10.大和は国のまほろば・・・

揮毫者 川端康成 
小説家。日本的叙情文学の代表的作家。短編小説の名手として国際的に知られた。代表作に「伊豆の踊り子」「雪国」等。ノーベル文学賞受賞。

大和は 国のまほろば

たたなづく 青がき

山ごもれる 大和し 美 (うるわ)し

  古事記・中巻 倭建命

歌の意味
やまとは国の中でいちばん良いところである。幾重にもかさなりあった青い垣根のような山やまにかこまれた大和はほんとうにうるわしいところである。           

倭建命
日本武尊・小碓命(おうすのみこと)父は景行天皇、毋は播磨稲日太郎姫(はりまいなびおおいらつめ)とされ古代伝説の英雄。小碓命は景行天皇の皇子の中でも最も武勇に優れ人望も厚かったので次の大王と目されていたが、その声望を妬む父に疎まれたといわれている。

大和朝廷が三輪の地にあった四・五世紀頃は、日本列島の各地には朝廷の権力に服さない豪族が盤踞(ばんきよ)していた。特に強大だったのが東国の蝦夷(えみし)・九州の熊襲(くまそ)だった。
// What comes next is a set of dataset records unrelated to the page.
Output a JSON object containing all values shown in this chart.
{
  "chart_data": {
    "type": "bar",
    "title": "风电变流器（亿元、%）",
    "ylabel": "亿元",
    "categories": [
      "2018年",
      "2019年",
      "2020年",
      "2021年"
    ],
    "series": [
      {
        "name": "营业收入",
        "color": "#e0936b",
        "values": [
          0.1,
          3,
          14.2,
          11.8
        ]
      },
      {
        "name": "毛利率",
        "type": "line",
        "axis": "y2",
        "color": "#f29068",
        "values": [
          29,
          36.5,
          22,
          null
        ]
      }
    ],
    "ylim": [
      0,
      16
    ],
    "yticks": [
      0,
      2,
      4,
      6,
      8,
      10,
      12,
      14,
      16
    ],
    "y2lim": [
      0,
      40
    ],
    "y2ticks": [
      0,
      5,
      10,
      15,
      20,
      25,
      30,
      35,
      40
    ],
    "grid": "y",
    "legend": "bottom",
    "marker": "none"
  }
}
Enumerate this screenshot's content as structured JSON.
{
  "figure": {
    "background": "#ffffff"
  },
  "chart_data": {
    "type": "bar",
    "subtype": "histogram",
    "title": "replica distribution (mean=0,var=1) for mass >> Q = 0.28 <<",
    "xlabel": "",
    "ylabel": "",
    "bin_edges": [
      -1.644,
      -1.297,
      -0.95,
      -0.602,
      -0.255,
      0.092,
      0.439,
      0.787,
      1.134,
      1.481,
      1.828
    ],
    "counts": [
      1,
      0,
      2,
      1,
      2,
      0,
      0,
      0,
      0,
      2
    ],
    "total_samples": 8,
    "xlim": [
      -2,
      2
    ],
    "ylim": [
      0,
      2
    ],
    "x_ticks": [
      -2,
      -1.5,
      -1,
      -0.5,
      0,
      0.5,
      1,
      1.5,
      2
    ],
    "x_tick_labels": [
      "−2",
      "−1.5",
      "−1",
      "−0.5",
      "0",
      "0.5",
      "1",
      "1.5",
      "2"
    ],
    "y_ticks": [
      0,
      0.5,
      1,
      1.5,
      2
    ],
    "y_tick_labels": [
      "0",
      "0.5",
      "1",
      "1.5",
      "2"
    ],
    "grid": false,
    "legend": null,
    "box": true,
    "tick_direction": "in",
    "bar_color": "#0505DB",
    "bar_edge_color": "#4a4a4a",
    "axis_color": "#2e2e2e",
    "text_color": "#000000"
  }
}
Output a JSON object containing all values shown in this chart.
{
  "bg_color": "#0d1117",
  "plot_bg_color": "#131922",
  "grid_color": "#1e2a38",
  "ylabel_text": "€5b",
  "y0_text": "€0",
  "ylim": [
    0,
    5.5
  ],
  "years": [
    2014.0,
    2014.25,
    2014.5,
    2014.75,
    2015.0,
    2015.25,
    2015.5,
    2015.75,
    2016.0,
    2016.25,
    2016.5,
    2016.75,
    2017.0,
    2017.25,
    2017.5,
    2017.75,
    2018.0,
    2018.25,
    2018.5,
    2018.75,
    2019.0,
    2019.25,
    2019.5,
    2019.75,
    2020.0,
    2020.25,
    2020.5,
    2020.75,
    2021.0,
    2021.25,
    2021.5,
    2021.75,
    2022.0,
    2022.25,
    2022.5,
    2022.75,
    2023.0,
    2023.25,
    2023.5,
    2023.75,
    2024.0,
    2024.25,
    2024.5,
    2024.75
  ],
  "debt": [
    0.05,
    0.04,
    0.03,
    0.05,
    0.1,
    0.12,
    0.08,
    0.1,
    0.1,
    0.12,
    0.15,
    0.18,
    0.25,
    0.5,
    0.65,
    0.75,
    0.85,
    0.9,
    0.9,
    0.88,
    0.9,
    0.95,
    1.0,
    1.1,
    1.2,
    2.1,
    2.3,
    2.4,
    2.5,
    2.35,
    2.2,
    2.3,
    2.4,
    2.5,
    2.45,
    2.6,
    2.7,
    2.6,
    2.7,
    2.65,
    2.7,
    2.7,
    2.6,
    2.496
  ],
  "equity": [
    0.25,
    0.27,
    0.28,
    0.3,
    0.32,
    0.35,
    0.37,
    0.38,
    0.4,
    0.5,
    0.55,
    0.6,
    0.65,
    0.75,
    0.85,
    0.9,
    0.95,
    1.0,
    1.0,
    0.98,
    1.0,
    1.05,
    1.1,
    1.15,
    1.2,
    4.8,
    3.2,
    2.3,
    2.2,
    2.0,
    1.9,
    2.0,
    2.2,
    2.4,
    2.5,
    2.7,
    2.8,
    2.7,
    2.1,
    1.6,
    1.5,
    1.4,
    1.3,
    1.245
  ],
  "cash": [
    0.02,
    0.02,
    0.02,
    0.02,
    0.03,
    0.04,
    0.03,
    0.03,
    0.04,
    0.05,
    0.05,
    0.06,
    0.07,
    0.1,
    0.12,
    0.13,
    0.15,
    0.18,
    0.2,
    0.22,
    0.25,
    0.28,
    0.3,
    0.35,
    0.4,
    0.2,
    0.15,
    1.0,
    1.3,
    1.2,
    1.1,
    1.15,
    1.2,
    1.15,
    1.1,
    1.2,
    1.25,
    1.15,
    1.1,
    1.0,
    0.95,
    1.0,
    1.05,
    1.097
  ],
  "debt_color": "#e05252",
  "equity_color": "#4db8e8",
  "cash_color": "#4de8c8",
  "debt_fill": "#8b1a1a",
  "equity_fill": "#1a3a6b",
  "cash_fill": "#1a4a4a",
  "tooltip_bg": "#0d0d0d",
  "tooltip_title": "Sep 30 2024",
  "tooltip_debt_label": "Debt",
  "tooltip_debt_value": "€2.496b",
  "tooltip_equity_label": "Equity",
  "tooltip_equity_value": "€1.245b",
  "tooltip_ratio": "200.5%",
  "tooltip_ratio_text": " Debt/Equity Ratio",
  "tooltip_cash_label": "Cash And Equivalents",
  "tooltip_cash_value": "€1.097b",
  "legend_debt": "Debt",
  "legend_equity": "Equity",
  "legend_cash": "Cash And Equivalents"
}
景行天皇は小碓命を蝦夷征伐・熊襲征伐にむかわせることによって王権から遠ざけたといわれる小碓命に誅伐(ちゅうばつ)された熊襲の川上梟師(かわかみたける)は死に臨みその武勇を嘆賞しヤマトタケルの号を献じたとされている。

盤踞:広い土地を持って勢力があること。
誅伐:罪のある者を攻め討つこと。

歌碑の場所 10番
并寺池を仕切る堤のほぼ中央西斜面に、東面して据えられている。